The theoretical analysis establishes that under a minimal identification condition tied to the heterogeneity of environments, FAIR-NN not only recovers the invariant regression function with optimal sample complexity but also adapts to unknown low-dimensional structures in the regression function. In a non-asymptotic setting, the paper provides oracle-type inequalities that quantify the estimation error and show that the estimator performs as well as if the true causal variable set were known in advance. Furthermore, within the framework of a structural causal model, the identified variables can be interpreted as “pragmatic direct causes” of the outcome.

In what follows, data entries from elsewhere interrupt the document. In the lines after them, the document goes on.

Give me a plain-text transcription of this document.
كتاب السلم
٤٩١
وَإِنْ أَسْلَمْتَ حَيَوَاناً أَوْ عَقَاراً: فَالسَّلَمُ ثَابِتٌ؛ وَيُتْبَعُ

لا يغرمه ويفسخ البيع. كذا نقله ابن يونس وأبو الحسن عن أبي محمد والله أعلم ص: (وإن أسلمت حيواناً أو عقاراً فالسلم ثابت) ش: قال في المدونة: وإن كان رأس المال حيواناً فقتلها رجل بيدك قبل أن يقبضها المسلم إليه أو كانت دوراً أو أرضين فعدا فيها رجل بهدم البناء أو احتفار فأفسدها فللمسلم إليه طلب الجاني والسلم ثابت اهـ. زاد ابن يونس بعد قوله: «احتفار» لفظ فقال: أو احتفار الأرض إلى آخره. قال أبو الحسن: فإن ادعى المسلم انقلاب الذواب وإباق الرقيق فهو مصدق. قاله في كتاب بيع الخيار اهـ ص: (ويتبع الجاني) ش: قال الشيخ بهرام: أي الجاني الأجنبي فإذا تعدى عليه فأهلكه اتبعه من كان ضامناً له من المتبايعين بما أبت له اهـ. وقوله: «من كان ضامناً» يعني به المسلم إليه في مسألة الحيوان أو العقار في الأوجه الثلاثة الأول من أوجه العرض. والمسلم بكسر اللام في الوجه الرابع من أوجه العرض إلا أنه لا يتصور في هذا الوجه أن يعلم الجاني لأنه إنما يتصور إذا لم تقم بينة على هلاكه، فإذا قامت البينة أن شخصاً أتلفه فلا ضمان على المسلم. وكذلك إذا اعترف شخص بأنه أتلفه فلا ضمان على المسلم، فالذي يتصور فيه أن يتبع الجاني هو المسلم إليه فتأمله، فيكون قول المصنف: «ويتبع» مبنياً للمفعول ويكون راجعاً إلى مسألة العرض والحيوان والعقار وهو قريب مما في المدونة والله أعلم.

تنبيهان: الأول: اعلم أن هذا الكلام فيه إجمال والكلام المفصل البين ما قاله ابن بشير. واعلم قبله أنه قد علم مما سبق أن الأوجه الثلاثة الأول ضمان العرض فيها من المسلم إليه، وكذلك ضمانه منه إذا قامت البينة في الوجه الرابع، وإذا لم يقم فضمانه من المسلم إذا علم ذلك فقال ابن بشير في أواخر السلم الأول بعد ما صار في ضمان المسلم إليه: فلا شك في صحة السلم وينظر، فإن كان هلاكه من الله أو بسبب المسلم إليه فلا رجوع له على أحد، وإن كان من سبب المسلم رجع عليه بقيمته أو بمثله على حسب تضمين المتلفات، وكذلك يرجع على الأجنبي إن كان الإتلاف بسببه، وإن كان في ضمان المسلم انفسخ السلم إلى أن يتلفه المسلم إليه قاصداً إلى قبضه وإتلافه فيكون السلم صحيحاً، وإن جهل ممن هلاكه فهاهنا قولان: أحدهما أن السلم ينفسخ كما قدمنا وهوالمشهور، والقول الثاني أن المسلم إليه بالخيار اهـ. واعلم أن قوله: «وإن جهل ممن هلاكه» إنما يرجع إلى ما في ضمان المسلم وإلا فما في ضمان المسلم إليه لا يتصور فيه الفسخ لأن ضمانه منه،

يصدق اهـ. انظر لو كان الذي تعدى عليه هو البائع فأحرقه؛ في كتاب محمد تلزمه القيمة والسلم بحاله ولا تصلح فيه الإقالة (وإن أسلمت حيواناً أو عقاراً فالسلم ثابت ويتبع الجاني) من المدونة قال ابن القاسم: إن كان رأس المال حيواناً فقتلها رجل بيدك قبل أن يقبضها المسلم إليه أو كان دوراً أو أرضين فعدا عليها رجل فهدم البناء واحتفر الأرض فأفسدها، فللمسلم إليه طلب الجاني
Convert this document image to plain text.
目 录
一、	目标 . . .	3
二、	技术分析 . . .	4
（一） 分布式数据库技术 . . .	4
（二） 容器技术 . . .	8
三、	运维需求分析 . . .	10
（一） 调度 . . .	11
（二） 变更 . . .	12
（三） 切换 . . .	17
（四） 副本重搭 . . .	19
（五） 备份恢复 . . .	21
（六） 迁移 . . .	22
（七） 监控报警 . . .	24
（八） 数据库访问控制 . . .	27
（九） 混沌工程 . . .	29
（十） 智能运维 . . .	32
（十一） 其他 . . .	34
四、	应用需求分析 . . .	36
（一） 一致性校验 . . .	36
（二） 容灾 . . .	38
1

Empirical evaluations on both simulated and real datasets support the theoretical findings, confirming that FAIR-NN effectively screens out spurious associations while retaining the causal signal. Overall, this work offers a unified, sample-efficient, and theoretically grounded approach for causality pursuit in complex, heterogeneous settings, bridging the gap between invariant risk minimization and classical causal discovery methods.
Wald Lecture II:
Improving Peer Review: Aggregation of Rankings from Crowds of Referees
The second talk is on aggregating rankings from sparse but general multiple comparisons. Machine Learning and AI conferences receive over ten thousand submissions, and this burdens the referee system significantly and impacts the quality of reviews with huge individual noises. It is reported that about half of the accepted papers in NeurIPS 2021 would be rejected upon a second round of reviews. This talk aims to develop a statistical framework that aggregates the preferences of tens of thousands of reviewers to come up with a better assessment of the quality of submitted papers. Specifically, each referee provides rankings among the papers she reviews. These rankings give information on the preference scores or quality of papers under comparisons through the commonly used Bradley–Terry–Luce (BTL) type of models and can be aggregated through a spectral method. Theoretically, we study the performance of the spectral method in the estimation and uncertainty quantification of the unobserved preference scores in a general setup in the comparison graph consisting of hyper-edges of possible heterogeneous sizes. In the scenarios where the BTL or PL models are appropriate, we unravel the relationship between the spectral estimator and the Maximum Likelihood Estimator (MLE) and discover that a two-step spectral method, applying the optimal weighting estimated from the vanilla spectral method, can achieve the same asymptotic efficiency as the MLE. Furthermore, we also introduce a comprehensive framework to carry out both one-sample and two-sample ranking inferences. Finally, we substantiate our findings via comprehensive numerical simulations and statistical inferences for rankings of statistical journals and movies.